Background: HIV-infected individuals are at increased risk for atherosclerosis. The underlying mechanisms may include alterations in gut microbial flora, leading to immune activation. Trimethylamine-N-oxide (TMAO) is metabolized by intestinal microbiota from dietary lipids. In uninfected persons, TMAO levels are associated with cardiovascular events. The objective of this study was to investigate factors associated with TMAO and determine if TMAO is associated with subclinical atherosclerosis in HIV-infected individuals.
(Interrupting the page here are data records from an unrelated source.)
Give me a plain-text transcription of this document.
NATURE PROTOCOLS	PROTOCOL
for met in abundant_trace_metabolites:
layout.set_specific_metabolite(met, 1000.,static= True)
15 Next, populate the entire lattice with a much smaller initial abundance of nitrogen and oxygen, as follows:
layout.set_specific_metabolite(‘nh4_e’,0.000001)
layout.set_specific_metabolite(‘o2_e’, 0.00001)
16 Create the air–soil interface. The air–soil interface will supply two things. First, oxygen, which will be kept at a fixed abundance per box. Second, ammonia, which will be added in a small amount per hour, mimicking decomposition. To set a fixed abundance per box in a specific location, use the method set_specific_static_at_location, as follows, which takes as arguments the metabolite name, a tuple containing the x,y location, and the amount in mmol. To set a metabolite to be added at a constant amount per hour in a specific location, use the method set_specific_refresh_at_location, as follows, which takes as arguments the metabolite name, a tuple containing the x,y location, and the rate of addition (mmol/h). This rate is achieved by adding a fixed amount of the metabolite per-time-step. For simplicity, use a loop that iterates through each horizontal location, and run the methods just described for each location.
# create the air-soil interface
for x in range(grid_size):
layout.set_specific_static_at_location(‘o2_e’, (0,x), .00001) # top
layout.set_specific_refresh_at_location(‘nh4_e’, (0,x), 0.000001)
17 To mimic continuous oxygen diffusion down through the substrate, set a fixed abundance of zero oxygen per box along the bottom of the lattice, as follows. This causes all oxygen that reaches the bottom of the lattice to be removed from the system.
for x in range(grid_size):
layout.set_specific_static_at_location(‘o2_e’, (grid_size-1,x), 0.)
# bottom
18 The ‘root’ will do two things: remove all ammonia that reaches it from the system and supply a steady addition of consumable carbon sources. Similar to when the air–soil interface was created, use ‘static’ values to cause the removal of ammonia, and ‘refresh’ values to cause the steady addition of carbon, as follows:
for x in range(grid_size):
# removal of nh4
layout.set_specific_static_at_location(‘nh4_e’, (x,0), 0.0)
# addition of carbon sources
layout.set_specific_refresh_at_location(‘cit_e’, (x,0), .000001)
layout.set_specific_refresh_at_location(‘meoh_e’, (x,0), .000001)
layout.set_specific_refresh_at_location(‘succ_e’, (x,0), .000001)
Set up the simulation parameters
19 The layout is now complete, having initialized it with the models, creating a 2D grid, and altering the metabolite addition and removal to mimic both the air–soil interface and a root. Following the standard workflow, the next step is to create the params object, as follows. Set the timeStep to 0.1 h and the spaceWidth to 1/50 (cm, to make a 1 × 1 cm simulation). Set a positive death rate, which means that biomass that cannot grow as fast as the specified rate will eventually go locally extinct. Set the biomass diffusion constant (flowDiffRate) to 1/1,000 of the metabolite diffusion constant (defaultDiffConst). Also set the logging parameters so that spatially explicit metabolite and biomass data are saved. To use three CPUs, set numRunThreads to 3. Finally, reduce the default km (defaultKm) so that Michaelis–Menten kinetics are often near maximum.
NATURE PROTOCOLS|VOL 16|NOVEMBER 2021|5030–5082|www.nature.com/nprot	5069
Methods: TMAO levels in 83 HIV-infected individuals were compared to an external cohort of uninfected individuals referred for cardiac catheterization for suspected coronary artery disease (CAD) from Tang et al (NEJM 2013; 368:1575-1584). Carotid intima-media thickness (IMT) was assessed using high resolution ultrasound. Multivariable analysis was performed to identify the relationship between TMAO and mean IMT.
Results: Compared to controls, the HIV group was younger (50 ± 10 vs 63 ± 11 yrs), primarily male (94% vs 64%), and had lower rates of DM (11% vs 32%) and HTN (46% vs 72%). Nearly 75% of the HIV cohort were on anti-retroviral therapy (ARVs). Median TMAO level in the HIV cohort was 3.7 µM (IQR 2.5-6.3), which was identical to that in uninfected controls with CAD (3.7, IQR 2.4-6.2). In adjusted analysis, age, cigarette smoking, triglycerides, and current ARV use were independently associated with higher TMAO levels in the HIV group. Viral load and CD4 count were not associated with TMAO levels. The mean carotid IMT was 0.105 ± 0.035 mm in HIV-infected individuals. TMAO per doubling was associated with 9% greater mean carotid IMT in univariate analysis (p=0.002), but the association weakened in the adjusted model (+4%, p=0.14). Age, Latino/Asian race, HTN, cigarette smoking, total cholesterol, and lipodystrophy were also associated with greater IMT.
Conclusions: Despite being younger and having fewer traditional risk factors, HIV-infected patients had similar TMAO levels as uninfected individuals with CAD. While viral load and CD4 count were not predictive of higher TMAO levels, current ARV use was. In conclusion, these results suggest that TMAO levels are elevated and may be associated with mean carotid IMT in HIV-infected individuals. Future studies will need to establish whether these elevated circulating TMAO levels in HIV patients are associated with an increased risk of cardiovascular events.